Anthony Rota is seeking re-election for the riding. He held the seat for three terms before being defeated by Conservative Jay Aspin in 2011. In 2015, Rota won the seat back.
Rota says his experience helps the riding have a strong voice.
"Having been around for awhile, I feel our voice is listened to," he said. "And listened to not only by the folks who are here but in Ottawa."
Rota says if he wins the seat, he will continue on the work his party has already started on a number of issues.
He says voters he's been speaking with say they are concerned about the economy. He says it's something the Liberals have already started working on.
"Like when we look at the Canada Child Benefit — it's a direct injection into the family where they can take the money and spend it on what needs to be done," he said. "We're seeing a big increase there for people."
Broadband improvements needed
Rota says climate change is another concern people have brought up to him.

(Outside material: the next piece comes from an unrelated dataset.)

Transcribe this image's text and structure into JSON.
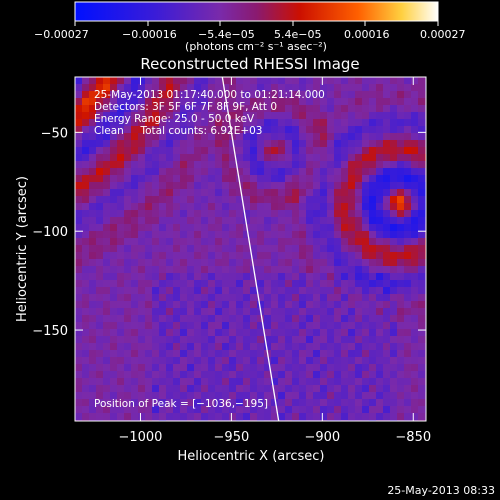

"What we're seeing is people coming to the realization that all the money in the world is nice but without the environment or air to breathe, it doesn't do us any good," he said.
"We want to marry that with the environment and make sure one doesn't come at the expense of the other. Both have to go ahead."

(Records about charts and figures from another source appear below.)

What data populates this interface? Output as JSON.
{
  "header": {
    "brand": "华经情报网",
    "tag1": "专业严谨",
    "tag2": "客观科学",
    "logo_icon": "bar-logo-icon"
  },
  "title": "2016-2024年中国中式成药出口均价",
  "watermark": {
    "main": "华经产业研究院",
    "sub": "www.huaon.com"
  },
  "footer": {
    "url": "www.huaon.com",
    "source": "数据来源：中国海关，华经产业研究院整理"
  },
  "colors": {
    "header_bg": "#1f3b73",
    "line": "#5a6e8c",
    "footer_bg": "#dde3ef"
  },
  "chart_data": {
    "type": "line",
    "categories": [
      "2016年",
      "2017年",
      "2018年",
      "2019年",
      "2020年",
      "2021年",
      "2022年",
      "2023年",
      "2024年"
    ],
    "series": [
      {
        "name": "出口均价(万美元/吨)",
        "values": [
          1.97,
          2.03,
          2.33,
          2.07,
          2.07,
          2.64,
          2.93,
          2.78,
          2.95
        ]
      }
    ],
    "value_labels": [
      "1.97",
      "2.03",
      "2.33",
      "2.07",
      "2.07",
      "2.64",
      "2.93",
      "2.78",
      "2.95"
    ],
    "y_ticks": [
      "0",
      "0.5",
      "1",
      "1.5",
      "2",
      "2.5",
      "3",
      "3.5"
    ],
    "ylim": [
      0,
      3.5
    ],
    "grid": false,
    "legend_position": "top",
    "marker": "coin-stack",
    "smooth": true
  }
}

Rota says internet access in his riding still needs major work.
"Especially in rural communities, it's not all that it should be," he said, but added he's already been in conversation with local companies and municipal leaders about the topic.

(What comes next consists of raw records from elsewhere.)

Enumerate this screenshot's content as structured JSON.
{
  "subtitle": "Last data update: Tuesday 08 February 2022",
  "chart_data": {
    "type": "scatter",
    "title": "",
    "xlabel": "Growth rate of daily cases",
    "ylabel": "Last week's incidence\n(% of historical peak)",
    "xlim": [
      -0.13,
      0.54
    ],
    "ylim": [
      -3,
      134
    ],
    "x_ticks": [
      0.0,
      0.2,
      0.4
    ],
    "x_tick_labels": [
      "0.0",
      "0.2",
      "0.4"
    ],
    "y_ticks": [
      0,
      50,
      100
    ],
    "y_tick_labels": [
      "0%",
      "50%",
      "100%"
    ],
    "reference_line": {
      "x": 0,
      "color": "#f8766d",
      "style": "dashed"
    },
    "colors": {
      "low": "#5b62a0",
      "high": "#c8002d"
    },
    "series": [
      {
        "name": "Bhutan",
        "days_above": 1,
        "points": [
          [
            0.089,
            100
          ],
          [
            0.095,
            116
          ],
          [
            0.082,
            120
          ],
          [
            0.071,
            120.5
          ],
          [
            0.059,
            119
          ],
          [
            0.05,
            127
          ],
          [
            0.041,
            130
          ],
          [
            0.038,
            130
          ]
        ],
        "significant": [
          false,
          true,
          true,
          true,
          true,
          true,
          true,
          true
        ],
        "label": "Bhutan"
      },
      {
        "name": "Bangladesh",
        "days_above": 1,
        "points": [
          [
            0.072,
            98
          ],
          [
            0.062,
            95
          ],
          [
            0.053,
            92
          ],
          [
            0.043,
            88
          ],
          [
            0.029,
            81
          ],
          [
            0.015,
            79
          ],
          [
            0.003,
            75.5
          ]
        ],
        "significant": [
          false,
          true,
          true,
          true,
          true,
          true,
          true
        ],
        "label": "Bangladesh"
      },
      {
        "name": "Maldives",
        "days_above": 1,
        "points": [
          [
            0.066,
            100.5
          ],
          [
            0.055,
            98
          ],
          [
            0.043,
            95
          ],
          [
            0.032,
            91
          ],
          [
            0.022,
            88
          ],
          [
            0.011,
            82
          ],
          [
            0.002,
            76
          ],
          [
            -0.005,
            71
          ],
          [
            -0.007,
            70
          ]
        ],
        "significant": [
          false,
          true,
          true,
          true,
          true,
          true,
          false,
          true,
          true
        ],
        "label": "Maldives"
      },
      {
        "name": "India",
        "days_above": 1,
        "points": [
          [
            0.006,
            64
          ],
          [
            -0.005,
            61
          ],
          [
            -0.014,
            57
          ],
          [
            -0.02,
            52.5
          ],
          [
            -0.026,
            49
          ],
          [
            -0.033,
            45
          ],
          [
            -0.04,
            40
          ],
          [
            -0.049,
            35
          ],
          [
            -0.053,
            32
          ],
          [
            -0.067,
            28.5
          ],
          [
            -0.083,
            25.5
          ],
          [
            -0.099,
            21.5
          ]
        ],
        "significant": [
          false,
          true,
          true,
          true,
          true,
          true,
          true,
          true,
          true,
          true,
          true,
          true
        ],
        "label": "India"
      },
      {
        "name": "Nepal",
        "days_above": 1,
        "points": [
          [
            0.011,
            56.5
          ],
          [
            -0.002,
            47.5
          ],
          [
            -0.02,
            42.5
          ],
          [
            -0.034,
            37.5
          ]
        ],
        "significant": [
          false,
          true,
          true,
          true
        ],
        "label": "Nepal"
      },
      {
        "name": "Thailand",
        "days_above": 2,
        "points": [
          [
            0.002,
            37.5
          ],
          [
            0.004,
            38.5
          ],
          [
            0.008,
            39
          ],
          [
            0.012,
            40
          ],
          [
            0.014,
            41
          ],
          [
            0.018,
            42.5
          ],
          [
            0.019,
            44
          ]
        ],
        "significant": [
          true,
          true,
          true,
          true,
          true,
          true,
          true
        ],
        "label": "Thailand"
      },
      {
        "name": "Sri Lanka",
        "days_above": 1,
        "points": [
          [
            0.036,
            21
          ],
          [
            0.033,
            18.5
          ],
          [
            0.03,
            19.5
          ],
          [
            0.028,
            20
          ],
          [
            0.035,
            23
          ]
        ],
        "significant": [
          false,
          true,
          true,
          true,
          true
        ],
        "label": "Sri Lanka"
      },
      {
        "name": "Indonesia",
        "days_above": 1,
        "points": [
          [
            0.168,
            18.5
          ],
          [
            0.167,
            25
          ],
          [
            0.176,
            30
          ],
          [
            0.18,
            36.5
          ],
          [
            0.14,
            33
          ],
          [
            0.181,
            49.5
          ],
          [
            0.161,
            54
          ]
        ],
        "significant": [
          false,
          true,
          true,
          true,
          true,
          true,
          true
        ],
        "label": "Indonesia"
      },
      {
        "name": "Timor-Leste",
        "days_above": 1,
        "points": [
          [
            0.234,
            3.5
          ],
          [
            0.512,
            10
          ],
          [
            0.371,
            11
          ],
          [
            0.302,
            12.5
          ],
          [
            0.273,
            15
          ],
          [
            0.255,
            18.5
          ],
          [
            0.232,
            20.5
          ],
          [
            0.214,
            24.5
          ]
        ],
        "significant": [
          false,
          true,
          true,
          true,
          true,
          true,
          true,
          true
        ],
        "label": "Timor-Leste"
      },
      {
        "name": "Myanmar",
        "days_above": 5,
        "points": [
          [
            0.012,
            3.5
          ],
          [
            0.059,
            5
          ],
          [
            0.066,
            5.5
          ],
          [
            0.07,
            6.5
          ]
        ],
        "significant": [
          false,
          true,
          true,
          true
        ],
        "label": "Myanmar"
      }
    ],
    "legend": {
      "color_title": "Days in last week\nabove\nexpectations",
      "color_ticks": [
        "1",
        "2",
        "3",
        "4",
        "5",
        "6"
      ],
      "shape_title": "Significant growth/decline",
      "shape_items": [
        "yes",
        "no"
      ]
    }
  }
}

"There's a few things we've been working on that I believe will increase the service to rural people," he said.
Rota says his party had already started changes to programs aimed at seniors he says were negatively changed under the previous Conservative government.
He says the Liberals have re-lowered the age of eligibility for Old Age Security and Guaranteed Income Supplement programs.
"By doing that, people get income two years earlier,' he said. "At age 67, it really caused a problem. Some people were not receiving the benefits they deserve because they didn't have to enrol for them."
Rota says that program now automatically enrolls people when they turn 65.
He says another change his party made was after the age of 75, the guaranteed income supplement goes up by 10 per cent.
"Once you reach that age, you don't have to worry about surviving," he said. "This is something that is fundamental to retiring in dignity."